RUSSELS, July 8 — Former telephone monopolies in Europe are engaged in "methodological anticompetitive behavior," five of their largest rivals said today in a complaint letter sent to Mario Monti, the European Union's competition commissioner.
The chief executives of Cable and Wireless of Britain, Arcor of Germany, Cegetel of France, Wind Telecommunicazioni of Italy and QSC of the Netherlands wrote in the letter that despite a European Union law enacted a year ago to open up local phone lines to competition, they and other new entrants to the market "still face entry barriers."
The five companies urged the commission to take the local loop — the wires connecting customers to local phone exchanges — away from the former monopolies if they continued to thwart fair competition.

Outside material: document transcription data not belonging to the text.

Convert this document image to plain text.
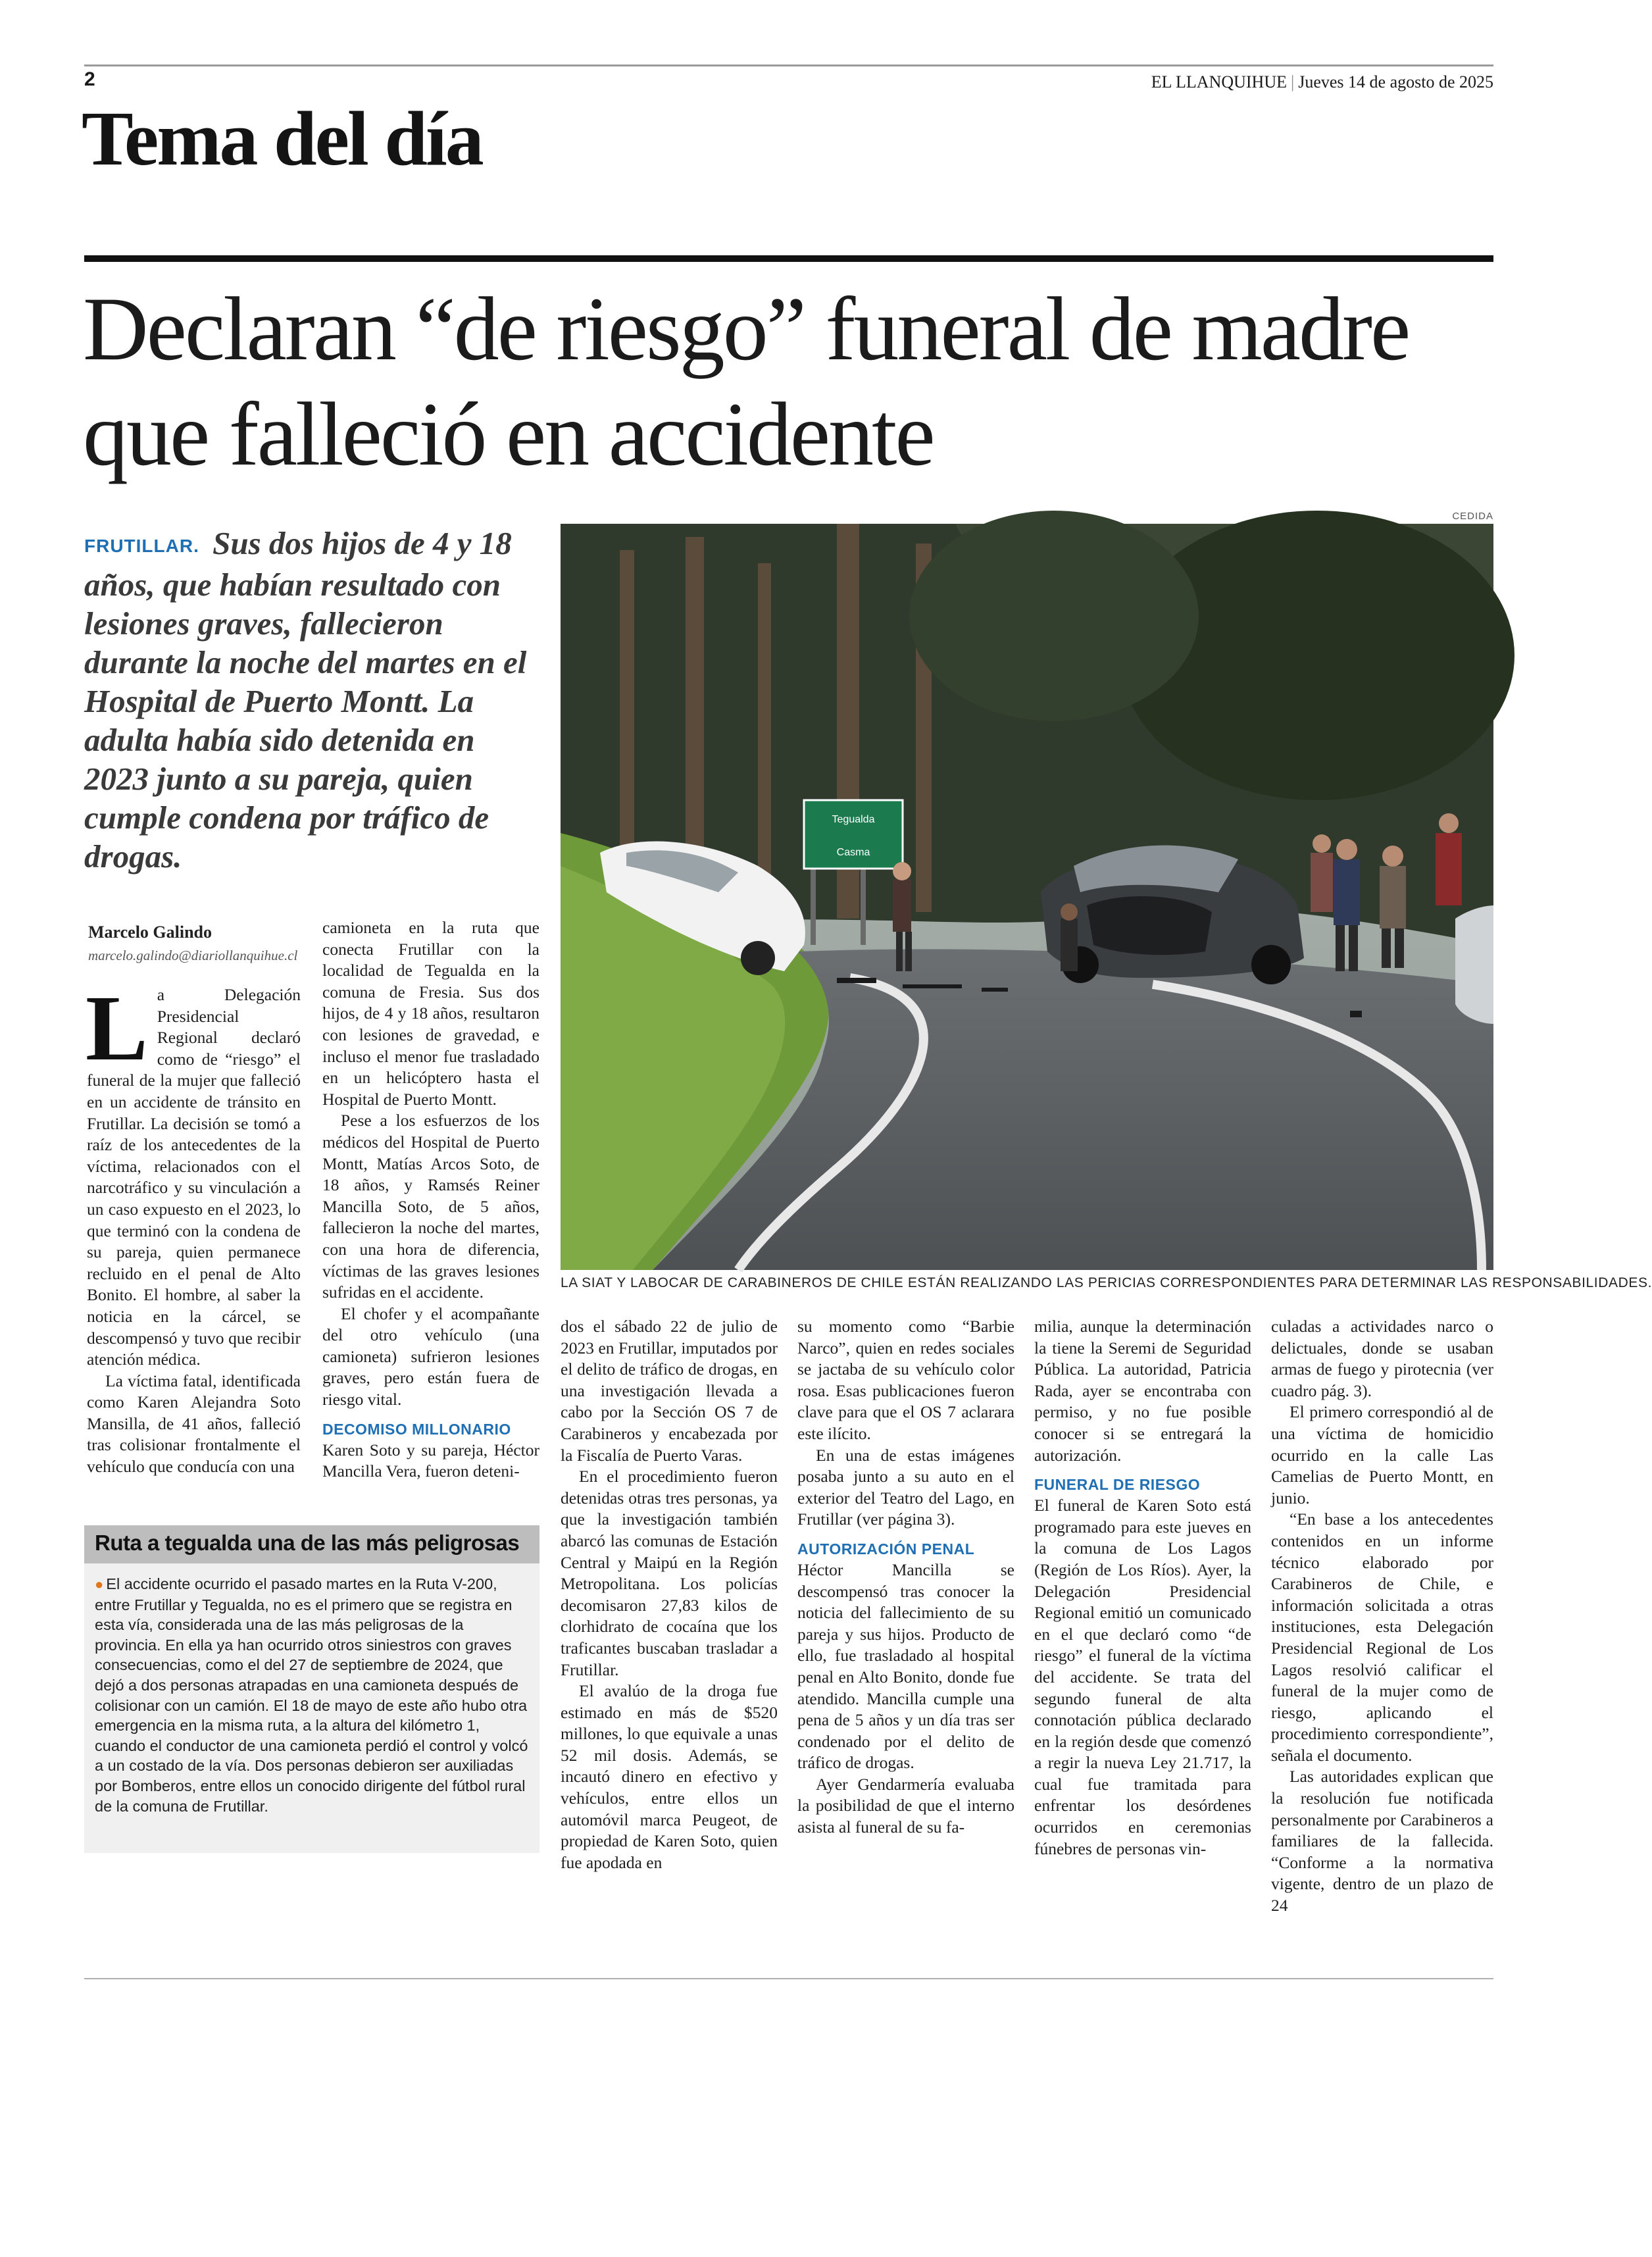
2	EL LLANQUIHUE | Jueves 14 de agosto de 2025
Tema del día
Declaran “de riesgo” funeral de madre que falleció en accidente
FRUTILLAR. Sus dos hijos de 4 y 18 años, que habían resultado con lesiones graves, fallecieron durante la noche del martes en el Hospital de Puerto Montt. La adulta había sido detenida en 2023 junto a su pareja, quien cumple condena por tráfico de drogas.
CEDIDA
Tegualda
Casma
LA SIAT Y LABOCAR DE CARABINEROS DE CHILE ESTÁN REALIZANDO LAS PERICIAS CORRESPONDIENTES PARA DETERMINAR LAS RESPONSABILIDADES.
Marcelo Galindo
marcelo.galindo@diariollanquihue.cl
L a Delegación Presidencial Regional declaró como de “riesgo” el funeral de la mujer que falleció en un accidente de tránsito en Frutillar. La decisión se tomó a raíz de los antecedentes de la víctima, relacionados con el narcotráfico y su vinculación a un caso expuesto en el 2023, lo que terminó con la condena de su pareja, quien permanece recluido en el penal de Alto Bonito. El hombre, al saber la noticia en la cárcel, se descompensó y tuvo que recibir atención médica.

La víctima fatal, identificada como Karen Alejandra Soto Mansilla, de 41 años, falleció tras colisionar frontalmente el vehículo que conducía con una

camioneta en la ruta que conecta Frutillar con la localidad de Tegualda en la comuna de Fresia. Sus dos hijos, de 4 y 18 años, resultaron con lesiones de gravedad, e incluso el menor fue trasladado en un helicóptero hasta el Hospital de Puerto Montt.

Pese a los esfuerzos de los médicos del Hospital de Puerto Montt, Matías Arcos Soto, de 18 años, y Ramsés Reiner Mancilla Soto, de 5 años, fallecieron la noche del martes, con una hora de diferencia, víctimas de las graves lesiones sufridas en el accidente.

El chofer y el acompañante del otro vehículo (una camioneta) sufrieron lesiones graves, pero están fuera de riesgo vital.

DECOMISO MILLONARIO

Karen Soto y su pareja, Héctor Mancilla Vera, fueron deteni-

dos el sábado 22 de julio de 2023 en Frutillar, imputados por el delito de tráfico de drogas, en una investigación llevada a cabo por la Sección OS 7 de Carabineros y encabezada por la Fiscalía de Puerto Varas.

En el procedimiento fueron detenidas otras tres personas, ya que la investigación también abarcó las comunas de Estación Central y Maipú en la Región Metropolitana. Los policías decomisaron 27,83 kilos de clorhidrato de cocaína que los traficantes buscaban trasladar a Frutillar.

El avalúo de la droga fue estimado en más de $520 millones, lo que equivale a unas 52 mil dosis. Además, se incautó dinero en efectivo y vehículos, entre ellos un automóvil marca Peugeot, de propiedad de Karen Soto, quien fue apodada en

su momento como “Barbie Narco”, quien en redes sociales se jactaba de su vehículo color rosa. Esas publicaciones fueron clave para que el OS 7 aclarara este ilícito.

En una de estas imágenes posaba junto a su auto en el exterior del Teatro del Lago, en Frutillar (ver página 3).

AUTORIZACIÓN PENAL

Héctor Mancilla se descompensó tras conocer la noticia del fallecimiento de su pareja y sus hijos. Producto de ello, fue trasladado al hospital penal en Alto Bonito, donde fue atendido. Mancilla cumple una pena de 5 años y un día tras ser condenado por el delito de tráfico de drogas.

Ayer Gendarmería evaluaba la posibilidad de que el interno asista al funeral de su fa-

milia, aunque la determinación la tiene la Seremi de Seguridad Pública. La autoridad, Patricia Rada, ayer se encontraba con permiso, y no fue posible conocer si se entregará la autorización.

FUNERAL DE RIESGO

El funeral de Karen Soto está programado para este jueves en la comuna de Los Lagos (Región de Los Ríos). Ayer, la Delegación Presidencial Regional emitió un comunicado en el que declaró como “de riesgo” el funeral de la víctima del accidente. Se trata del segundo funeral de alta connotación pública declarado en la región desde que comenzó a regir la nueva Ley 21.717, la cual fue tramitada para enfrentar los desórdenes ocurridos en ceremonias fúnebres de personas vin-

culadas a actividades narco o delictuales, donde se usaban armas de fuego y pirotecnia (ver cuadro pág. 3).

El primero correspondió al de una víctima de homicidio ocurrido en la calle Las Camelias de Puerto Montt, en junio.

“En base a los antecedentes contenidos en un informe técnico elaborado por Carabineros de Chile, e información solicitada a otras instituciones, esta Delegación Presidencial Regional de Los Lagos resolvió calificar el funeral de la mujer como de riesgo, aplicando el procedimiento correspondiente”, señala el documento.

Las autoridades explican que la resolución fue notificada personalmente por Carabineros a familiares de la fallecida. “Conforme a la normativa vigente, dentro de un plazo de 24

Ruta a tegualda una de las más peligrosas
● El accidente ocurrido el pasado martes en la Ruta V-200, entre Frutillar y Tegualda, no es el primero que se registra en esta vía, considerada una de las más peligrosas de la provincia. En ella ya han ocurrido otros siniestros con graves consecuencias, como el del 27 de septiembre de 2024, que dejó a dos personas atrapadas en una camioneta después de colisionar con un camión. El 18 de mayo de este año hubo otra emergencia en la misma ruta, a la altura del kilómetro 1, cuando el conductor de una camioneta perdió el control y volcó a un costado de la vía. Dos personas debieron ser auxiliadas por Bomberos, entre ellos un conocido dirigente del fútbol rural de la comuna de Frutillar.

In principle, the commission is sympathetic to their concerns, and has said that separating the local loop from other phone services is vital to the spread of high-speed Internet access throughout Europe, an important political goal.
Mr. Monti said at a conference in Brussels today that his office was aware of discriminatory practices by the former monopolies beyond the two cases it was already examining — suspected predatory pricing by Deutsche Telekom in local service and France Télécom in support of Wanadoo, its Internet subsidiary. More cases may be opened soon, he suggested.
Only about 2 or 3 percent of local lines have been opened up to fair competition since the enactment of the new law. In the first quarter of 2002, an average of just 6,000 phone lines a week across the 15-nation union were unbundled to allow the subscriber a choice of local service providers, according to new research by the commission. During the same period, the former monopolies established 65,000 new high-speed Internet connections a week. Competitors can offer rival Internet connections only on unbundled lines.
Still, the European Union is unlikely to consider a call to break up the former monopolies, according to a person close to the commission's thinking. "There is no doubt that the new entrants are having it tough right now," this person said, "but is it realistic to ask for the incumbents to be broken up? Such action would be disproportionate."
Michael Bartholomew, a director of the former monopoly companies' trade association, said that today's complaint letter "sounds like a cry of desperation by the new entrants." Mr. Bartholomew said that the former monopolies had spent 330 million euros ($326 million) making the local telephone exchanges capable of accommodating competitors. His group's members have not been obstructing fair competition, he said; rather, public expectations for local loop unbundling were simply too high. "It is not the magic wand that will create broadband Internet access in Europe," he said. "There are alternative, less costly ways of providing fast Internet, such as cable TV lines and fiber optic lines. The reason why so few local telecommunications lines have been unbundled is that there is no market demand from competitors for local loop products."
New entrants to the telecommunications market said the commission's attempts to regulate the local loop had failed, and one said such efforts were in vain anyway.
Renato Soru, the chief executive of Tiscali, an Italian Internet service provider, said that companies like his would do better to gain access to the former monopolies' network at a central location, not at individual exchanges scattered across the landscape. They would then pay the local phone company to link them to customers instead of duplicating those links themselves.
"The reconsolidation of incumbents in their respective national markets is only too apparent," Mr. Soru said. "The road that should be taken is not that of unbundling the local loop, as this is not an efficient answer to the problem from an economic point of view. The real solution is free access to infrastructures, following the interconnection model, which has already led to the liberalization of the telephony and dial-up Internet sectors."